Выбрать главу

Ашера вспомнила, как в последние месяцы перед событием Эльмештум часто плакала и никому не рассказывала, почему. Она все время повторяла, что город умрет, потому что она нарушила волю богов и что она боится умирать. Ей выпала великая честь, но она об этом узнала в последний момент. И, кажется, успокоилась.

Ашере нужно было сходить на рынок за яствами к столу гостей, прибывающих в город к великому празднику. И это был прекрасный повод еще раз увидеться с жрецом и поговорить с ним насчет имени.

— Нет, Ашера. Дочь жрицы-прислужницы не может носить имя той, что дала нам всем радость, посвятив себя после смерти нашему великому Энки. Ее имя теперь свято. И я больше не хочу говорить об этом.

После этих слов лицо Элайи помрачнело. Ашера присела на колени, это делать было уже сложно, но она всегда массировала его ноги, когда он начинал так смотреть, это приводило его в чувства.

— Дашь ей имя Энаптум, рожденная в храме. А сейчас иди и сделай то, что входит в твои обязанности.
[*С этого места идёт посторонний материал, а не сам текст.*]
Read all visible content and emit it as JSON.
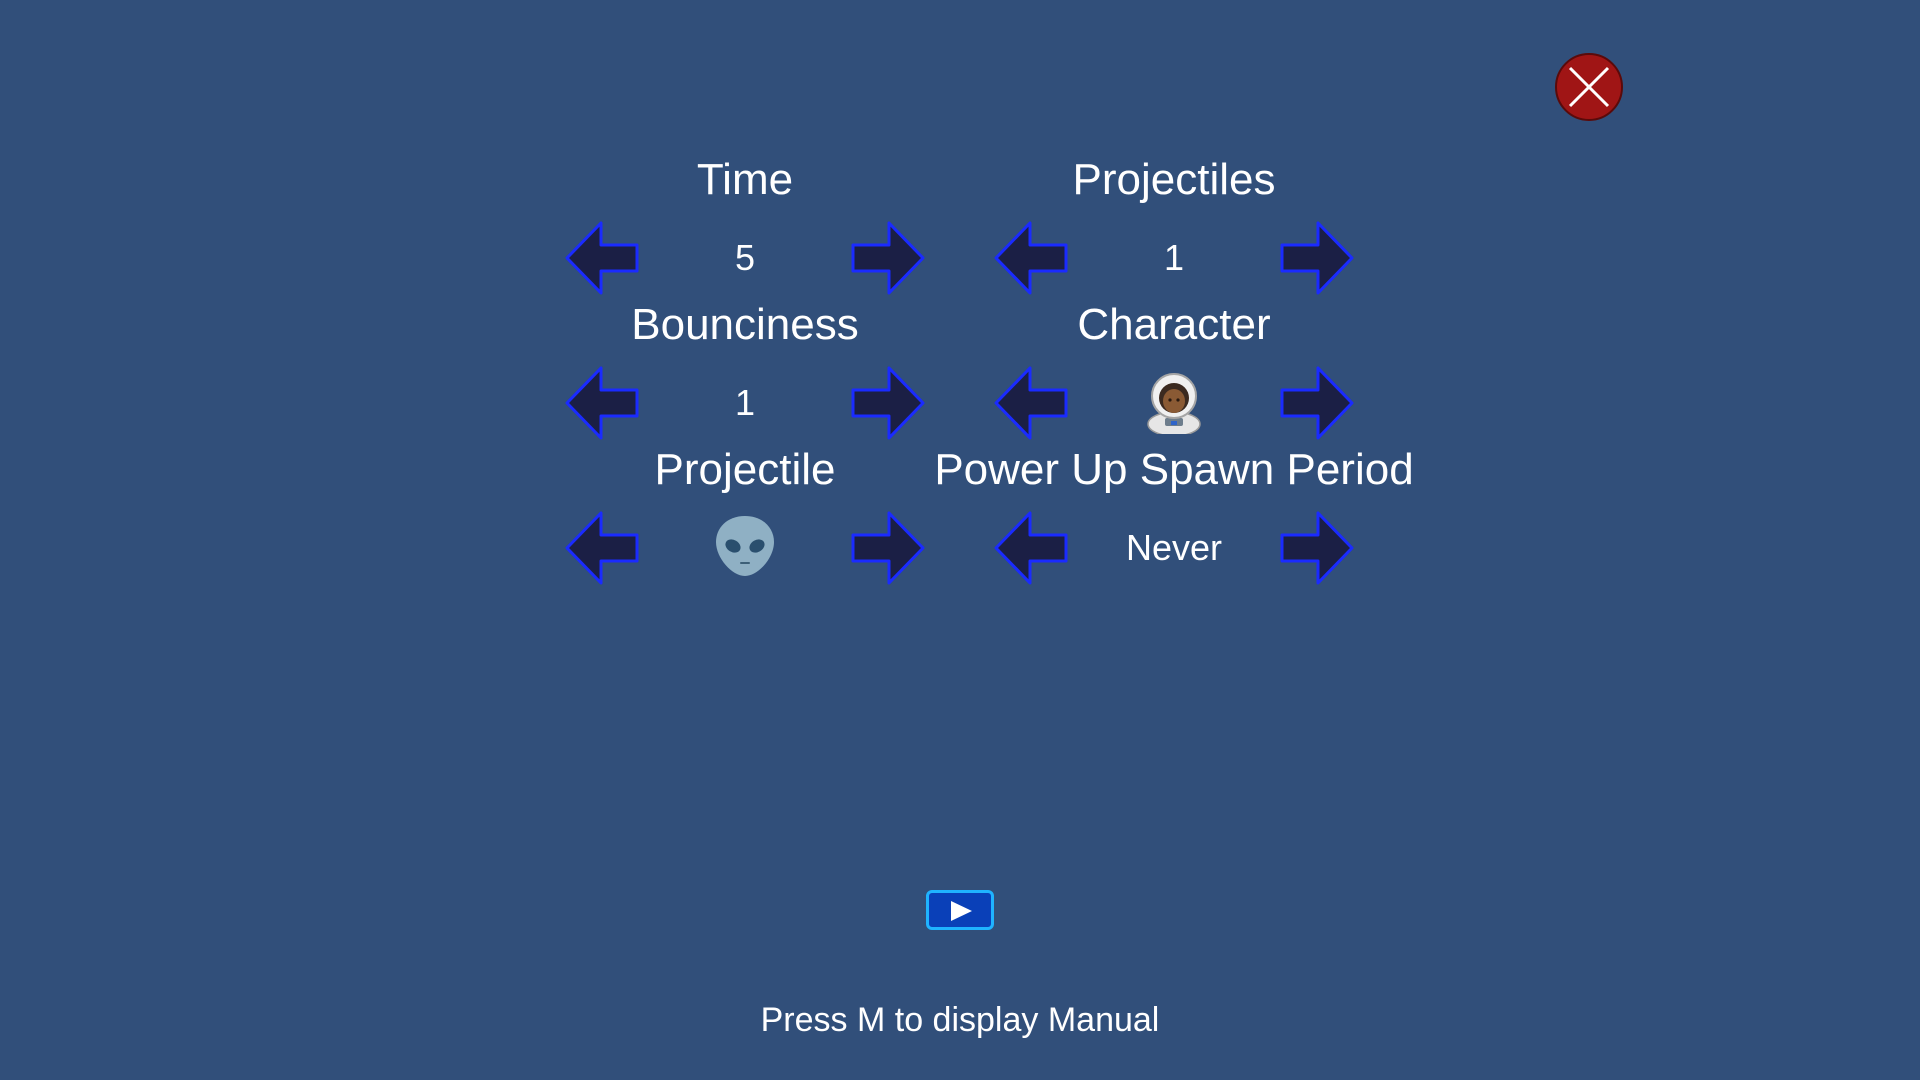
{
  "settings": {
    "time": {
      "label": "Time",
      "value": "5"
    },
    "projectiles": {
      "label": "Projectiles",
      "value": "1"
    },
    "bounciness": {
      "label": "Bounciness",
      "value": "1"
    },
    "character": {
      "label": "Character",
      "value_icon": "astronaut-icon"
    },
    "projectile": {
      "label": "Projectile",
      "value_icon": "alien-icon"
    },
    "power_up_spawn_period": {
      "label": "Power Up Spawn Period",
      "value": "Never"
    }
  },
  "controls": {
    "previous_icon": "left-arrow-icon",
    "next_icon": "right-arrow-icon",
    "close_icon": "close-icon",
    "play_icon": "play-icon"
  },
  "footer": {
    "hint": "Press M to display Manual"
  },
  "colors": {
    "background": "#314f7a",
    "arrow_fill": "#1b1f45",
    "arrow_outline": "#1a2bff",
    "close_fill": "#a01515",
    "play_fill": "#0a40b8",
    "play_border": "#1fb3ff"
  }
}
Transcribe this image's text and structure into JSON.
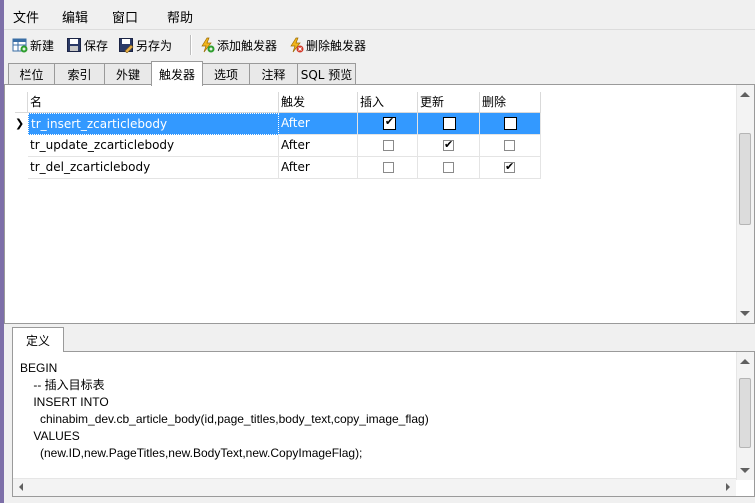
{
  "menu": [
    "文件",
    "编辑",
    "窗口",
    "帮助"
  ],
  "toolbar": {
    "new_label": "新建",
    "save_label": "保存",
    "save_as_label": "另存为",
    "add_trigger_label": "添加触发器",
    "delete_trigger_label": "删除触发器"
  },
  "tabs": [
    "栏位",
    "索引",
    "外键",
    "触发器",
    "选项",
    "注释",
    "SQL 预览"
  ],
  "active_tab": "触发器",
  "grid": {
    "headers": [
      "名",
      "触发",
      "插入",
      "更新",
      "删除"
    ],
    "rows": [
      {
        "name": "tr_insert_zcarticlebody",
        "trigger": "After",
        "insert": true,
        "update": false,
        "delete": false,
        "selected": true
      },
      {
        "name": "tr_update_zcarticlebody",
        "trigger": "After",
        "insert": false,
        "update": true,
        "delete": false,
        "selected": false
      },
      {
        "name": "tr_del_zcarticlebody",
        "trigger": "After",
        "insert": false,
        "update": false,
        "delete": true,
        "selected": false
      }
    ]
  },
  "definition": {
    "tab_label": "定义",
    "code": "BEGIN\n    -- 插入目标表\n    INSERT INTO\n      chinabim_dev.cb_article_body(id,page_titles,body_text,copy_image_flag)\n    VALUES\n      (new.ID,new.PageTitles,new.BodyText,new.CopyImageFlag);"
  },
  "colors": {
    "selection": "#3399ff",
    "sidebar_accent": "#7d6fa8"
  }
}
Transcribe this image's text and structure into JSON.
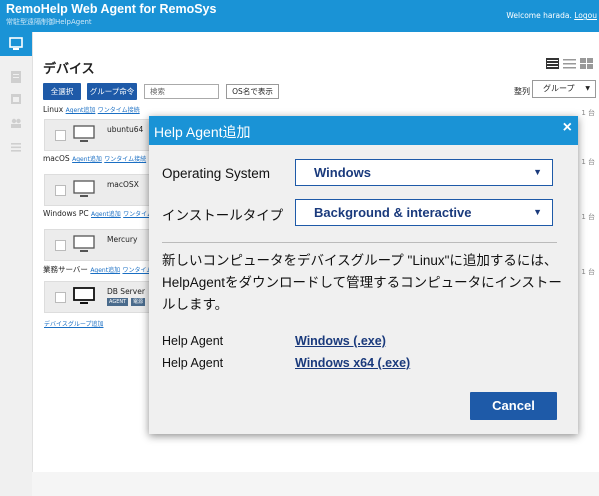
{
  "header": {
    "brand_r": "R",
    "brand_rest": "emoHelp Web Agent for RemoSys",
    "subtitle": "常駐型遠隔制御HelpAgent",
    "welcome": "Welcome harada.",
    "logout": "Logou"
  },
  "main": {
    "title": "デバイス",
    "select_all": "全選択",
    "group_cmd": "グループ命令",
    "search_placeholder": "検索",
    "os_name_btn": "OS名で表示",
    "sort_label": "整列",
    "sort_value": "グループ"
  },
  "groups": [
    {
      "name": "Linux",
      "link1": "Agent追加",
      "link2": "ワンタイム接続",
      "device": "ubuntu64",
      "count": "1 台"
    },
    {
      "name": "macOS",
      "link1": "Agent追加",
      "link2": "ワンタイム接続",
      "device": "macOSX",
      "count": "1 台"
    },
    {
      "name": "Windows PC",
      "link1": "Agent追加",
      "link2": "ワンタイム",
      "device": "Mercury",
      "count": "1 台"
    },
    {
      "name": "業務サーバー",
      "link1": "Agent追加",
      "link2": "ワンタイム",
      "device": "DB Server",
      "count": "1 台",
      "tag1": "AGENT",
      "tag2": "電源"
    }
  ],
  "add_group": "デバイスグループ追加",
  "modal": {
    "title": "Help Agent追加",
    "close": "×",
    "os_label": "Operating System",
    "os_value": "Windows",
    "install_label": "インストールタイプ",
    "install_value": "Background & interactive",
    "description": "新しいコンピュータをデバイスグループ \"Linux\"に追加するには、HelpAgentをダウンロードして管理するコンピュータにインストールします。",
    "downloads": [
      {
        "label": "Help Agent",
        "link": "Windows (.exe)"
      },
      {
        "label": "Help Agent",
        "link": "Windows x64 (.exe)"
      }
    ],
    "cancel": "Cancel"
  },
  "colors": {
    "accent": "#1a93d6",
    "button": "#1e5aa8"
  }
}
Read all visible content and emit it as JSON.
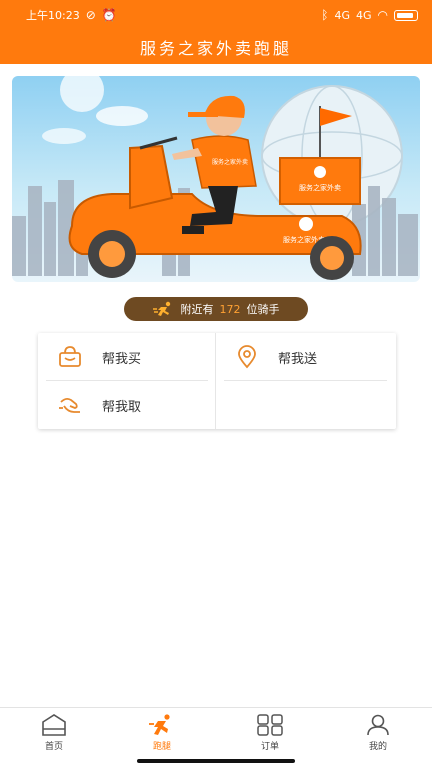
{
  "status_bar": {
    "time": "上午10:23",
    "signal_1": "4G",
    "signal_2": "4G",
    "battery": "100"
  },
  "header": {
    "title": "服务之家外卖跑腿"
  },
  "banner": {
    "box_text": "服务之家外卖",
    "shirt_text": "服务之家外卖",
    "scooter_text": "服务之家外卖"
  },
  "rider_info": {
    "prefix": "附近有",
    "count": "172",
    "suffix": "位骑手"
  },
  "services": [
    {
      "label": "帮我买",
      "icon": "shopping-bag-icon"
    },
    {
      "label": "帮我送",
      "icon": "location-pin-icon"
    },
    {
      "label": "帮我取",
      "icon": "pickup-hand-icon"
    }
  ],
  "nav": [
    {
      "label": "首页",
      "icon": "home-icon"
    },
    {
      "label": "跑腿",
      "icon": "running-icon"
    },
    {
      "label": "订单",
      "icon": "grid-icon"
    },
    {
      "label": "我的",
      "icon": "user-icon"
    }
  ],
  "colors": {
    "primary": "#ff7a0d",
    "pill_bg": "#6e4a22",
    "count": "#ffa133"
  }
}
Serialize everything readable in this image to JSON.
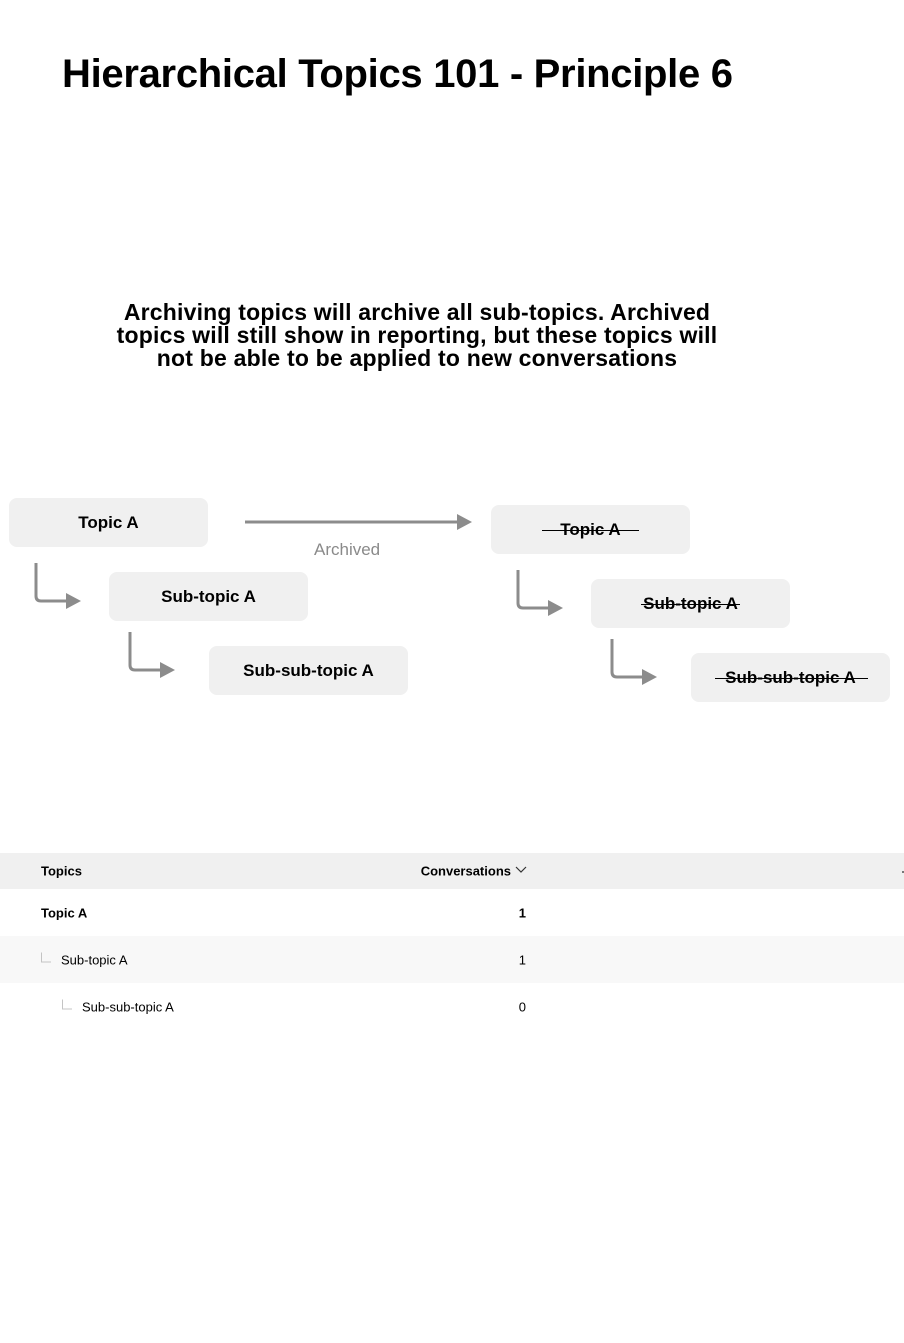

И возьми с собой провожатого, я не хочу, чтобы ты родила прямо на рынке.

Ашера поклонилась так низко, как она только могла, и вышла.

В дверь постучали. Повитуха. Одна из старых храмовых жриц, которая принимала роды. По ее лицу было видно, что она иногда злоупотребляет пивом: легкие мешки под глазами, покраснения вокруг носа и сухая кожа на руках.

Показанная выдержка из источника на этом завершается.